In the second experiment, researchers compared lifespan and colony health of migratory bees that traveled relatively short distances in North Carolina – 35 to 60 miles in a handful of trips – to stationary bees; both types of colonies were controlled by the researchers.
“We saw the same lifespan differences as in the first experiment, plus we saw more oxidative stress in traveling bees when compared to stationary bees,” Li-Byarlay said.
However, this increase in stress levels was only apparent early in the season – May and June – when the stationary bees had plenty of access to food. As the flowers dried up in the North Carolina summer heat, stationary bees had to work harder to find food while the traveling bees were moved into fields of blooming plants and therefore did better.
In the third experiment, researchers compared oxidative stress levels of stationary bees with bees that were transported across North Carolina for three hours each day for six consecutive days – a more intensive bee travel regimen than the second experiment. The results shed light on how the bee-rearing environment – where bees were raised as larvae – can impact the oxidative stress levels when bees become adults. In this experiment, foraging bees raised in migratory bee colonies had higher oxidative stress levels than foraging bees raised in stationary hives.

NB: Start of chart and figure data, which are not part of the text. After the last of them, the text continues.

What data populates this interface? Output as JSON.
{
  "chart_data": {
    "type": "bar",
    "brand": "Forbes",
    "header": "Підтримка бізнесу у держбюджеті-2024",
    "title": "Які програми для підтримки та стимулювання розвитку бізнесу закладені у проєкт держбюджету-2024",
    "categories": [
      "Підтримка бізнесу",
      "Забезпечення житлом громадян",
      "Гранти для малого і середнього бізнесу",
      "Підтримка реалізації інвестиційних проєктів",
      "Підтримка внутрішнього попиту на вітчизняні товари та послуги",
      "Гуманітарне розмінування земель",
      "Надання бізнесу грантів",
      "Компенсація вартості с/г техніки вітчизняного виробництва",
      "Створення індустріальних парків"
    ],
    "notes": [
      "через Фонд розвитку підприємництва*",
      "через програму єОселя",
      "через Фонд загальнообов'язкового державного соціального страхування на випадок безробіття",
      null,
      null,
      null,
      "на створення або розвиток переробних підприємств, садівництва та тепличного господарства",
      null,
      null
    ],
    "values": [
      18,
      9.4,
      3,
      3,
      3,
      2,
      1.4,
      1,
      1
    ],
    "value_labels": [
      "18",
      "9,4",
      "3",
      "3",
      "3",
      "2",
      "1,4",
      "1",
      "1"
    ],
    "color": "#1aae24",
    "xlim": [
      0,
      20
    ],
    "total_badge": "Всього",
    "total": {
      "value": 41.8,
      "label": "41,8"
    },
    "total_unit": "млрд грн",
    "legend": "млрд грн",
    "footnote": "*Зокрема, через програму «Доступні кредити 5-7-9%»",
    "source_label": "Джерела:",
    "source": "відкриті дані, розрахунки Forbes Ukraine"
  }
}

Li-Byarlay says she’d like to look at longer-term effects of bee migration and the interaction with nutrition, as this study examined bees over the course of roughly four months in late spring and summer. As honey bee colonies nationwide currently experience higher annual mortality, understanding effects through overwintering and mitigation of these effects would be particularly insightful.
Other paper co-authors include Olav Rueppell at UNC-Greensboro, Mimi Strand at Army Research Lab, Ming Hua Huang and David Tarpy at NC State. The study is published online in Scientific Reports and was supported by the Army Research Laboratory and the National Research Council.
– kulikowski –
Note to editors: An abstract of the paper follows.
“Migratory management and environmental conditions affect lifespan and oxidative stress in honey bees”
Authors: Michael Simone-Finstrom, Hongmei Li-Byarlay, Ming Huang, David Tarpy, North Carolina State University; Micheline Strand, U.S. Army Research Office; Olav Rueppell, University of North Carolina-Greensboro
Published: Online Aug. 24, 2016, in Scientific Reports
DOI: 10.1038/srep32023
Abstract: Most pollination in large-scale agriculture is dependent on managed colonies of a single species, the honey bee Apis mellifera. More than 1 million hives are transported to California each year just to pollinate the almonds, and bees are trucked across the country for various cropping systems. Concerns have been raised about whether such “migratory management” causes bees undue stress; however to date there have been no longer-term studies rigorously addressing whether migratory management is detrimental to bee health. To address this issue, we conducted field experiments comparing bees from commercial and experimental migratory beekeeping operations to those from stationary colonies to quantify effects on lifespan, colony health and productivity, and levels of oxidative damage within individual bees. We detected a significant decrease in lifespan of migratory adult bees relative to stationary bees. We also found that migration affected oxidative stress levels in honey bees, but that food scarcity had an even larger impact; some detrimental effects of migration may be alleviated by a greater abundance of forage. In addition, rearing conditions affect levels of oxidative damage incurred as adults. This is the first comprehensive study on impacts of migratory management on the health and oxidative stress of honey bees.